Siegfried le regarda quelques instants, remercia mentalement l'inconnu qui l'avait aidé puis reprit sa route. A environ une centaine de mètres de lui se dressait l'inquiétante silhouette de Giudecca…

***

Mime et Mû se regardèrent pendant quelques secondes. En ces instants si importants et même décisifs pour la sauvegarde de l'humanité, ils pensaient la même chose. Qu'importait l'identité de celui qui se trouvait devant eux, il fallait de toute façon obliger Hadès à ne pas lancer l'Ultime Eclipse, par la force s'il le fallait. Mû s'avança de quelques pas.

- Je suis Mû, chevalier d'Or du signe du Bélier. Au nom d'Athéna et de tous les peuples de la Terre, je suis venu vous demander, Hadès, de ne pas lancer votre offensive.
- Ah, et pourquoi ?
- Parce que vous allez créer une réaction en chaîne qui détruira effectivement la planète mais vous également.
- Moi, un Dieu ? Tu dois plaisanter, chevalier ?
- Absolument pas. Je viens du futur, Hadès, du XXIIIème siècle, précisément.
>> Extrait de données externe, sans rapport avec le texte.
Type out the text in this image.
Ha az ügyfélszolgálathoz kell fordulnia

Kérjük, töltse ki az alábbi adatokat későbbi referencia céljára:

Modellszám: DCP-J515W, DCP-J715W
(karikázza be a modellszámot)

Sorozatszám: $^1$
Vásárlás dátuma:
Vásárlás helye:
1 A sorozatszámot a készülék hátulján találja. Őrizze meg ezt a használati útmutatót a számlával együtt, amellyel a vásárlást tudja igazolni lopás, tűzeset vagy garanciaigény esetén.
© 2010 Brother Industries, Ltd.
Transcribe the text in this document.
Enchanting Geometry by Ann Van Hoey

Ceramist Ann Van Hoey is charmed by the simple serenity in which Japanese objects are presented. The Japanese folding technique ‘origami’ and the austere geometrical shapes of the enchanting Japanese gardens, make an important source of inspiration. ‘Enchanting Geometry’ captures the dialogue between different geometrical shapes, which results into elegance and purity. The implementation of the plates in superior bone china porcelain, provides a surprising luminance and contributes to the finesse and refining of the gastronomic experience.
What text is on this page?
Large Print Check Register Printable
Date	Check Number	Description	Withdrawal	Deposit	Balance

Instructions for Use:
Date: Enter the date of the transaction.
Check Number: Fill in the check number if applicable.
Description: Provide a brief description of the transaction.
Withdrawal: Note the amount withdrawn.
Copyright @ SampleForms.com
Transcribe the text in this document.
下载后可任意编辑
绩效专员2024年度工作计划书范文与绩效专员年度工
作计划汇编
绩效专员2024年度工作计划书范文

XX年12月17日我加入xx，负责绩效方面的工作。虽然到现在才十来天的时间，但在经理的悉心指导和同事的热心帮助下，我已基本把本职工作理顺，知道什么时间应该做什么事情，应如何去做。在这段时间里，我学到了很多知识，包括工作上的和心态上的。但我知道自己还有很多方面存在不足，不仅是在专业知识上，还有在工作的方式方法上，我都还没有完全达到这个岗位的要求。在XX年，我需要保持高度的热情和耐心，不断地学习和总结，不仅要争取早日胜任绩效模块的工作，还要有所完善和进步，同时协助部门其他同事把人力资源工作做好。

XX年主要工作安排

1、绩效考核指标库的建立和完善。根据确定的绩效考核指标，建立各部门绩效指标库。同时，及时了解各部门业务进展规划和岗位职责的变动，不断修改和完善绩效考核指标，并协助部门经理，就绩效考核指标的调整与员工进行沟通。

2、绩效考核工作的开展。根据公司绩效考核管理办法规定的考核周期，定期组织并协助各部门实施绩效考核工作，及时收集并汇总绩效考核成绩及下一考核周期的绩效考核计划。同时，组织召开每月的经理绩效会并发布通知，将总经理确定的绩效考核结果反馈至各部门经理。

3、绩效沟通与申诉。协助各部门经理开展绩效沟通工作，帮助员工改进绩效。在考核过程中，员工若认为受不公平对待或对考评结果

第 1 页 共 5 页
J'ai vu les conséquences de l'Ultime Eclipse et de votre destruction. C'est pour cela qu'une poignée de chevaliers dont je fais partie est remontée dans le temps afin d'empêcher tout ça.
- Quelle histoire intéressante, chevalier du Bélier. Très intéressante, en vérité. Tu fais preuve de beaucoup d'imagination. Et tu espères réellement me convaincre avec cette fable ?
- Oui, car sinon vous ne nous laisserez pas le choix. Nous devrons vous contraindre par la force.
- Parce que vous croyez peut-être pouvoir me vaincre ????

A nouveau, les deux chevaliers se regardèrent. Il était évident qu'ils n'avaient que peu de chances de sortir vainqueurs d'un affrontement avec l'Empereur des Ténèbres. Si tant était qu'ils en aient une… Il leur fallait concentrer leurs cosmo-énergies au maximum et frapper de toutes leurs forces en même temps.

- Brûle, mon cosmos, s'écrièrent-ils en même temps !

Une formidable aura dorée vint alors les entourer. Jamais peut-être, se dit Mû, mon cosmos n'a brillé de cette manière.

- Star Light Extinction !
- Que les Rayons de Lumière te terrassent !

Les deux attaquent conjuguées se dirigèrent vers Hadès à la vitesse de la lumière, peut-être plus rapidement.
Mais au moment de toucher le Dieu des Enfers, deux masses d'énergies s'interposèrent. Au bout de quelques secondes, elles prirent forme humaine puis leur visage apparut en pleine lumière.

- Qui êtes-vous, demanda Mime d'une voix tremblante ?
- Mon nom est Thanatos, Dieu de la Mort.
- Quant à moi je suis Hypnos, Dieu du Sommeil.